Section 65 of the Act lists 23 separate “prohibited areas” where concealed firearms may not be carried on or into, including, for example, any school, any courthouse, any building under the control of a unit of local government (i.e., village hall, park district recreation center, library), any prison or jail and any hospital. With regard to condominium and homeowners associations, it is important to note that Section 65 (a-10) specifically provides that:
(a-10) The owner of private real property of any type may prohibit the carrying of concealed firearms on the property under his or her control. The owner must post a sign in accordance with subsection (d) of this Section indicating that firearms are prohibited on the property, unless the property is a private residence.
(b) Notwithstanding subsections (a), (a-5), and (a-10) of this Section except under paragraph (22) or (23) of subsection (a), any licensee prohibited from carrying a concealed firearm into the parking area of a prohibited location specified in subsection (a), (a-5) or (a-10) of this Section shall be permitted to carry a concealed firearm on or about his or her person within a vehicle into the parking area and may store a firearm or ammunition concealed in a case within a locked vehicle or locked container out of plain view within the vehicle in the parking area. A licensee may carry a concealed firearm in the immediate area surrounding his or her vehicle within a prohibited parking lot area only for the limited purpose of storing or retrieving a firearm within the vehicle’s trunk, provided the licensee ensures the concealed firearm is unloaded prior to exiting the vehicle. For purposes of this subsection, “case” includes a glove compartment or console that completely encloses the concealed firearm or ammunition, the trunk of the vehicle, or a firearm carrying box, shipping box, or other container.

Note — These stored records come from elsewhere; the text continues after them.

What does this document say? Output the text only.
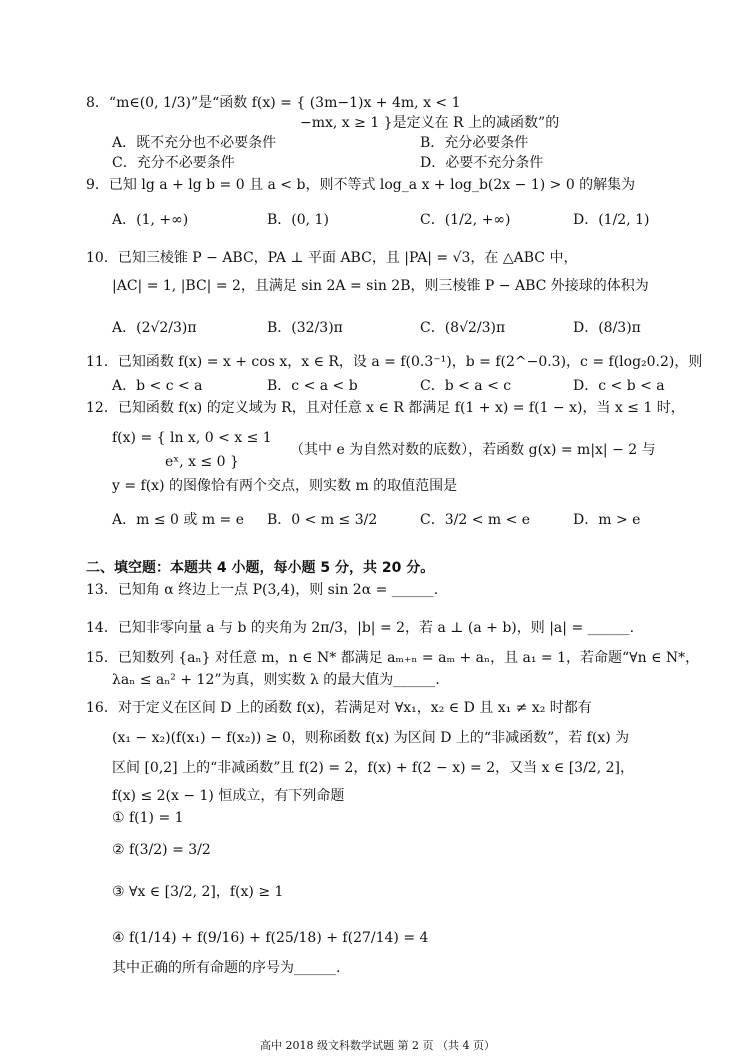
8．“m∈(0, 1/3)”是“函数 f(x) = { (3m−1)x + 4m, x < 1
−mx, x ≥ 1 }是定义在 R 上的减函数”的
A．既不充分也不必要条件	B．充分必要条件
C．充分不必要条件	D．必要不充分条件
9．已知 lg a + lg b = 0 且 a < b，则不等式 log_a x + log_b(2x − 1) > 0 的解集为
A．(1, +∞)	B．(0, 1)	C．(1/2, +∞)	D．(1/2, 1)
10．已知三棱锥 P − ABC，PA ⊥ 平面 ABC，且 |PA| = √3，在 △ABC 中，
|AC| = 1, |BC| = 2，且满足 sin 2A = sin 2B，则三棱锥 P − ABC 外接球的体积为
A．(2√2/3)π	B．(32/3)π	C．(8√2/3)π	D．(8/3)π
11．已知函数 f(x) = x + cos x，x ∈ R，设 a = f(0.3⁻¹)，b = f(2^−0.3)，c = f(log₂0.2)，则
A．b < c < a	B．c < a < b	C．b < a < c	D．c < b < a
12．已知函数 f(x) 的定义域为 R，且对任意 x ∈ R 都满足 f(1 + x) = f(1 − x)，当 x ≤ 1 时，
f(x) = { ln x, 0 < x ≤ 1
（其中 e 为自然对数的底数），若函数 g(x) = m|x| − 2 与
eˣ, x ≤ 0 }
y = f(x) 的图像恰有两个交点，则实数 m 的取值范围是
A．m ≤ 0 或 m = e B．0 < m ≤ 3/2	C．3/2 < m < e	D．m > e
二、填空题：本题共 4 小题，每小题 5 分，共 20 分。
13．已知角 α 终边上一点 P(3,4)，则 sin 2α = ______.
14．已知非零向量 a 与 b 的夹角为 2π/3，|b| = 2，若 a ⊥ (a + b)，则 |a| = ______.
15．已知数列 {aₙ} 对任意 m，n ∈ N* 都满足 aₘ₊ₙ = aₘ + aₙ，且 a₁ = 1，若命题“∀n ∈ N*，
λaₙ ≤ aₙ² + 12”为真，则实数 λ 的最大值为______.
16．对于定义在区间 D 上的函数 f(x)，若满足对 ∀x₁，x₂ ∈ D 且 x₁ ≠ x₂ 时都有
(x₁ − x₂)(f(x₁) − f(x₂)) ≥ 0，则称函数 f(x) 为区间 D 上的“非减函数”，若 f(x) 为
区间 [0,2] 上的“非减函数”且 f(2) = 2，f(x) + f(2 − x) = 2，又当 x ∈ [3/2, 2]，
f(x) ≤ 2(x − 1) 恒成立，有下列命题
① f(1) = 1
② f(3/2) = 3/2
③ ∀x ∈ [3/2, 2]，f(x) ≥ 1
④ f(1/14) + f(9/16) + f(25/18) + f(27/14) = 4
其中正确的所有命题的序号为______.
高中 2018 级文科数学试题 第 2 页 （共 4 页）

(c) A licensee shall not be in violation of this Section while he or she is traveling along a public right of way that touches or crosses any of the premises under subsection (a), (a-5), or (a-10) of this Section if the concealed firearm is carried on his or her person in accordance with the provisions of this Act or is being transported in a vehicle by the licensee in accordance with all other applicable provisions of law.
(d) Signs stating that the carrying of firearms is prohibited shall be clearly and conspicuously posted at the entrance of a building, premises, or real property specified in this Section as a prohibited area, unless the building or premises is a private residence. Signs shall be of a uniform design as established by the Department and shall be 4 inches by 6 inches in size. The Department shall adopt rules for standardized signs to be used under this subsection. (Source: P.A. 98-63, eff. 7-9-13.)
The Act states that “the owners of private real property of any type may prohibit the carrying of concealed firearms on the property under his or her control.” While it appears that the owner of private real property, in this case the board of directors/managers, could prohibit the carrying of concealed firearms on the condominium/homeowners association property, it would be difficult to enforce such a rule. Moreover, the courts have not yet opined on such a rule. The legality of prohibiting the carrying of concealed weapons on association property appears questionable, especially where Section (b) above allows the carrying of a concealed firearm in the parking area.